“The first step is measurement and making sure that we are explaining to the public the facts about that,” Montgomery County Council member George Leventhal said.
The Evidence of Learning, or EOL, framework determines if students are learning and if they’re learning enough through a trending multiple-measures approach.
“We’ve integrated using classroom, district and external measures to look at the whole system,” said Dr. Jack Smith, Superintendent of MCPS.
So, a sole achievement test no longer dictates student evaluations.
Still amidst the baseline year of the new program, right now officials are analyzing the first step of readiness; come winter, they’ll look at how students transitioned to the next level and then whether or not the student completed that level.
“We’ll repeat that cycle over and over, so we can see if we’re getting kids ready for the next level and if we’re making that transition well so we’re seeing growth over time,” Dr. Smith said.
Collecting and reporting data was a focus point for the council during budget discussions.
They approved the budget as long as the additional funding included data on the academic achievement gap.

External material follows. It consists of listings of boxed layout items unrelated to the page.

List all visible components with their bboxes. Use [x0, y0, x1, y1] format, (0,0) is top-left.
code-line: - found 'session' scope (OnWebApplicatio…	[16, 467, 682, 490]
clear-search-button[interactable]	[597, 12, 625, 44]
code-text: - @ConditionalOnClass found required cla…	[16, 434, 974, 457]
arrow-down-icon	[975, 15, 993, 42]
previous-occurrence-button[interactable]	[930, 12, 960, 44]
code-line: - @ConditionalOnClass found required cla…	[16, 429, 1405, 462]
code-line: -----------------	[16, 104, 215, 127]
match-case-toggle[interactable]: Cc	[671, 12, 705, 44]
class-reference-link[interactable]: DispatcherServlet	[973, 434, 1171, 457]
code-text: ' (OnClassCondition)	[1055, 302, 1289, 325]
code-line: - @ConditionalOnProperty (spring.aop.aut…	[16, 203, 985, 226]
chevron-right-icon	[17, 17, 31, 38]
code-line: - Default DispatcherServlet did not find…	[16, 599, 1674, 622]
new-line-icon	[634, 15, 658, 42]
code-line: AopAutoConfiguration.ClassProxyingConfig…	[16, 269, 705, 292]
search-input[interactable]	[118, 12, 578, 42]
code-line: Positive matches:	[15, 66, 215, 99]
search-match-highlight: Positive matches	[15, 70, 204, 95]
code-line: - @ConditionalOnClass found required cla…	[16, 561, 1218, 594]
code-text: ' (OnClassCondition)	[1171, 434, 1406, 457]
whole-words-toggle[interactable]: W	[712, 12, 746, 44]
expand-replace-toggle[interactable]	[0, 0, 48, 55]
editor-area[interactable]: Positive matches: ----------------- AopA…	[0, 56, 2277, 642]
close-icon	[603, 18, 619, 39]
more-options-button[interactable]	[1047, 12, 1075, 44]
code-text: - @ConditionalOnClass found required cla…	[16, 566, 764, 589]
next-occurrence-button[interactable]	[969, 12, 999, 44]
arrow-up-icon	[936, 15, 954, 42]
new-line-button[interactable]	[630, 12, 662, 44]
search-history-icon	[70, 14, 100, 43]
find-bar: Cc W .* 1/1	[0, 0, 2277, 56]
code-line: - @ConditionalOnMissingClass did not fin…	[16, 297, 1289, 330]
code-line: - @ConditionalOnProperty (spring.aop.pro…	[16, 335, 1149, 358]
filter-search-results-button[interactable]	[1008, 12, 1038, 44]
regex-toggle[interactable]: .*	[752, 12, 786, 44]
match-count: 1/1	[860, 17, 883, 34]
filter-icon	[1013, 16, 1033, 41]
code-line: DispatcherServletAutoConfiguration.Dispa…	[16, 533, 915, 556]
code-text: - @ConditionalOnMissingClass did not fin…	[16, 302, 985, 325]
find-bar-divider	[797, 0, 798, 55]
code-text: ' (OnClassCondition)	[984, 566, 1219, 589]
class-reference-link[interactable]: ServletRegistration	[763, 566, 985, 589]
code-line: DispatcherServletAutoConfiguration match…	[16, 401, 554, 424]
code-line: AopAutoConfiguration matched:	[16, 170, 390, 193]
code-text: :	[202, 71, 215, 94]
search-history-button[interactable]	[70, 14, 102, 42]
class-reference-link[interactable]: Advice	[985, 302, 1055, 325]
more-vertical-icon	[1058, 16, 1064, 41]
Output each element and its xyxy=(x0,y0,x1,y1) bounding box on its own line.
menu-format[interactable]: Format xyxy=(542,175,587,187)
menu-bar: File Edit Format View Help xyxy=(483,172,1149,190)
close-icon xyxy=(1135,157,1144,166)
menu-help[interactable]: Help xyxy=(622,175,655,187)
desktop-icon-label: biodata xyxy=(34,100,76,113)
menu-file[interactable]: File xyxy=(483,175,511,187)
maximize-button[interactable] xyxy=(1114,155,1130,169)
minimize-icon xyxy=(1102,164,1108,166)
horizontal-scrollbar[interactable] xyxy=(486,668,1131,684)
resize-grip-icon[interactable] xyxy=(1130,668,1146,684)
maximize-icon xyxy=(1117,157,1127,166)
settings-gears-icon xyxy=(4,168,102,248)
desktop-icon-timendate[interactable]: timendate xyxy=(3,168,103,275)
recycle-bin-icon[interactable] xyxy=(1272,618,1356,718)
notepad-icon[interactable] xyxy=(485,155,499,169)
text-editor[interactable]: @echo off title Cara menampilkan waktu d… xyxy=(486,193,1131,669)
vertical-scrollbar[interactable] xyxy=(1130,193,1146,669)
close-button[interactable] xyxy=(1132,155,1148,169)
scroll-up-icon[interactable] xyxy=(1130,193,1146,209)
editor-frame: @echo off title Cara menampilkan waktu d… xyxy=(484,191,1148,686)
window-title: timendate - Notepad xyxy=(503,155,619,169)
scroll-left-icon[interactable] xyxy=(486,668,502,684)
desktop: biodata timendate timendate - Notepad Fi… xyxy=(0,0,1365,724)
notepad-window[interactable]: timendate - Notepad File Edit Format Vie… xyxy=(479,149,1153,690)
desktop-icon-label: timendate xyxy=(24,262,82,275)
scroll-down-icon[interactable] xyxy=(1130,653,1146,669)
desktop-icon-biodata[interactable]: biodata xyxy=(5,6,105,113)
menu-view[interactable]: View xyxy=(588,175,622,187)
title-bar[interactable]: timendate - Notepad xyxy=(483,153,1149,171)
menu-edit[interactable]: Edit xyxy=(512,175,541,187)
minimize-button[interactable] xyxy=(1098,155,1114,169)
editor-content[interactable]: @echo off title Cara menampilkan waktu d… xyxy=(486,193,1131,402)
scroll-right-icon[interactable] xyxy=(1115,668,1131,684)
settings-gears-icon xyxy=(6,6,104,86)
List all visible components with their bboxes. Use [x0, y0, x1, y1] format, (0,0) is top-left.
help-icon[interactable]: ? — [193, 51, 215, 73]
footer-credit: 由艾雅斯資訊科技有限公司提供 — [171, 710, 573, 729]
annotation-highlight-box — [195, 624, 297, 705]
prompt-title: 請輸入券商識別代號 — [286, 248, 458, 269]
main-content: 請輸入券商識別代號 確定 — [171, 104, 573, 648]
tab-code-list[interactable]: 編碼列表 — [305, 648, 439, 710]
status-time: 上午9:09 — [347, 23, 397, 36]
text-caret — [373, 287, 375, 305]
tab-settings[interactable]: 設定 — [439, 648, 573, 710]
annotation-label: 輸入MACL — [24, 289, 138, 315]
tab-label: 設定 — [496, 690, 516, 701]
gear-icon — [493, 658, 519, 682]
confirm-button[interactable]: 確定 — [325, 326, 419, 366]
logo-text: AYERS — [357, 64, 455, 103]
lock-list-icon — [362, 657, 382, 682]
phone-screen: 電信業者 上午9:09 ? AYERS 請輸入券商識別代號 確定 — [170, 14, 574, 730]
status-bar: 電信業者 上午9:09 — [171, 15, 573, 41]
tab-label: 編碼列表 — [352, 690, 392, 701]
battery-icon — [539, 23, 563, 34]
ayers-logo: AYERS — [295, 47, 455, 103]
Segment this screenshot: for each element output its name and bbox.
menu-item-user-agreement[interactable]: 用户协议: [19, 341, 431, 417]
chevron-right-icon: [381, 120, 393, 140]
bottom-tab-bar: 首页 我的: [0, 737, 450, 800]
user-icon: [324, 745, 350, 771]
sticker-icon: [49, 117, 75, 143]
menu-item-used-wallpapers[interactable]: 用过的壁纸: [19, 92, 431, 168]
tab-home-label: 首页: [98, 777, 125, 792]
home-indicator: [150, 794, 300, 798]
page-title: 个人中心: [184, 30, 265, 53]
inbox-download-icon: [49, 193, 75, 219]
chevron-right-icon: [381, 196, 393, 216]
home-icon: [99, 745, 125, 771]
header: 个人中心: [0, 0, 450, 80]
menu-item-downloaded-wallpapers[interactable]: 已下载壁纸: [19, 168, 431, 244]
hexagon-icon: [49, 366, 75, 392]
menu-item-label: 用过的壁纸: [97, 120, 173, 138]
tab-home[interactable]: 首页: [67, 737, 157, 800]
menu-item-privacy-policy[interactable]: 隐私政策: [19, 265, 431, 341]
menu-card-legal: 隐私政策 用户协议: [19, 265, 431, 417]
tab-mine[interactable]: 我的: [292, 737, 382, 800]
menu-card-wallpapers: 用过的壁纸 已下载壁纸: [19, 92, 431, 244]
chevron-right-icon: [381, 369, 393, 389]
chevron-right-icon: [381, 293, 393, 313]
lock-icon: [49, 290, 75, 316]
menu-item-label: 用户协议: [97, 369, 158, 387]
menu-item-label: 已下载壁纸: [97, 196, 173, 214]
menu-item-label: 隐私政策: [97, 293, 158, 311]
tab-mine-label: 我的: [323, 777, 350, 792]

“So, what we’re looking for is seeing that there’s been some impact [and] that there’s been some movement,” Montgomery County Council member Craig Rice said. “We certainly want to understand that, because if not, then we want to re-purpose those dollars in other ways to help address the achievement gap.”
While the data is meant to guide change, Rice made sure to emphasize the importance of not acting prematurely, as change can take time.